Yeah, that’s the right question to ask, and it’s why there is no CommonNames.jl. data is a nice name, but it doesn’t have enough of a common meaning to be worth sharing in this way.


If I want to use data for my own purposes, I can do import FooPackage: data as foodata. But this is annoying for me to type and confusing for readers of my code who see foodata everywhere. It would be easier for both of us if the original name were something else.


Sure, but they’d have to write using Foo: bar, baz etc. anyway if you didn’t export, so there’s no extra work.

Sorry for not letting this go, but I feel the dilemma is that using Foo would still be perfectly possible if only one just did not export e.g. name. E.g. typing using Foo followed by using Foo: name is less work than typing using Foo: bar, baz,....

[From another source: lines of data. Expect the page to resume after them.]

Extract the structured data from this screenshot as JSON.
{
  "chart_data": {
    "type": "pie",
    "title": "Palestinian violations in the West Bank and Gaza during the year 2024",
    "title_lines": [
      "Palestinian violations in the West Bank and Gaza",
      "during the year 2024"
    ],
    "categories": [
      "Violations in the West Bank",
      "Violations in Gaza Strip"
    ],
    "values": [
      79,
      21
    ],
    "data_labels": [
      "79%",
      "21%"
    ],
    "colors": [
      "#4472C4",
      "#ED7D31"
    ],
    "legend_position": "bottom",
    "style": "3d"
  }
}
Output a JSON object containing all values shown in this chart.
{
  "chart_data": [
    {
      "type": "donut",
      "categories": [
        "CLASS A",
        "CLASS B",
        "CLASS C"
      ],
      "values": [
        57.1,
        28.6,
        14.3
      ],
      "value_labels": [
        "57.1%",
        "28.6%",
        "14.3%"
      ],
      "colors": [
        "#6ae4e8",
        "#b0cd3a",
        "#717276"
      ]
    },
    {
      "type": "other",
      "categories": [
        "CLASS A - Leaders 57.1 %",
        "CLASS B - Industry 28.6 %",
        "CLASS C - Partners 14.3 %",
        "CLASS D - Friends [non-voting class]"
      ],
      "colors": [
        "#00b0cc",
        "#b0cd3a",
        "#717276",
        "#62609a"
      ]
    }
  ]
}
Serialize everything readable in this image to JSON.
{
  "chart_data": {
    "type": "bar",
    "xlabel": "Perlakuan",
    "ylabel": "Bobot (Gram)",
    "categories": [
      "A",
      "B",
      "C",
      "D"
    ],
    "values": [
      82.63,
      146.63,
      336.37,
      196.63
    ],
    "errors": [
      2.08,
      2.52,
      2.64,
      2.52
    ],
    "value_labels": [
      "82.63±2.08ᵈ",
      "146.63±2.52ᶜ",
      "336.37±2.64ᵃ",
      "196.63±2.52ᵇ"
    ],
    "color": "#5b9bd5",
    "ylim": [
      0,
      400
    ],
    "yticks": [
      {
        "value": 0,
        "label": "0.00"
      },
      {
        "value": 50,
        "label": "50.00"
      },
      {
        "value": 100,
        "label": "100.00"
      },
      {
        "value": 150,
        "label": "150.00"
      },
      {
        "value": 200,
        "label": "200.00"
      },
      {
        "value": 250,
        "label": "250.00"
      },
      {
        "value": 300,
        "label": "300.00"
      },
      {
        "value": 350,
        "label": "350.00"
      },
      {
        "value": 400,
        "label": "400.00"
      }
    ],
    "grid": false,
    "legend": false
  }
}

It is of course a bit of an ill defined problem to try to classify which names have high collision risk and judge the number of low collision risk names vs the number of high collision risks and I appreciate your advice to just not waste mental capacity on it :slight_smile:

I don’t think it is an ill-defined problem, and I don’t even think it’s that hard to judge. For example, words that are very short or very common in English/programming have higher collision risk. Of course, it could be quantified further by mining codebases.

Of course, but you also have to set a threshold, and as @rdeits said, if all your names are below this threshold then not exporting anything is not more useful than exporting everything.

I think export is a good way to declare whether a name is public. (Refusing to document nonpublic functions seems bad.)

I see you perceive the problem that not all common names are in base.

Anyway, all these problems can be solved by loading your packages with UsingMerge.jl.


That’s an anti-pattern in Julia unless the names share semantics to a large extent. I definitely don’t want


to be in the same namespace with a common name, that’s like a rake lying in the grass, ready to hit me on the nose.

Personally I think 1 and 2 are fine options, depending on the API and whether it is intended for interactive use or package code. For the latter, using everything explicitly is fine and is a good habit.


I also prefer 1 or 2. I find good names very important for a package’s usability, so better use the “best” name you can find for functions. Also, if you export a name for something the user doesn’t use, they will not notice:

using DataFrames

# This causes no error although `join` is exported by DataFrames.jl
join = 23

Here join can be defined by the user because they haven’t previously used the definition from DataFrames.jl. (But that doesn’t help in the case of two packages exporting the same name, and you want to use one of them.)


Disambiguating by using the module name shouldnt be too difficult though (assuming the user can make sense of the problem).

To the contrary, I lke different functions to be clearly distinguished from each other, either by namespacing or naming.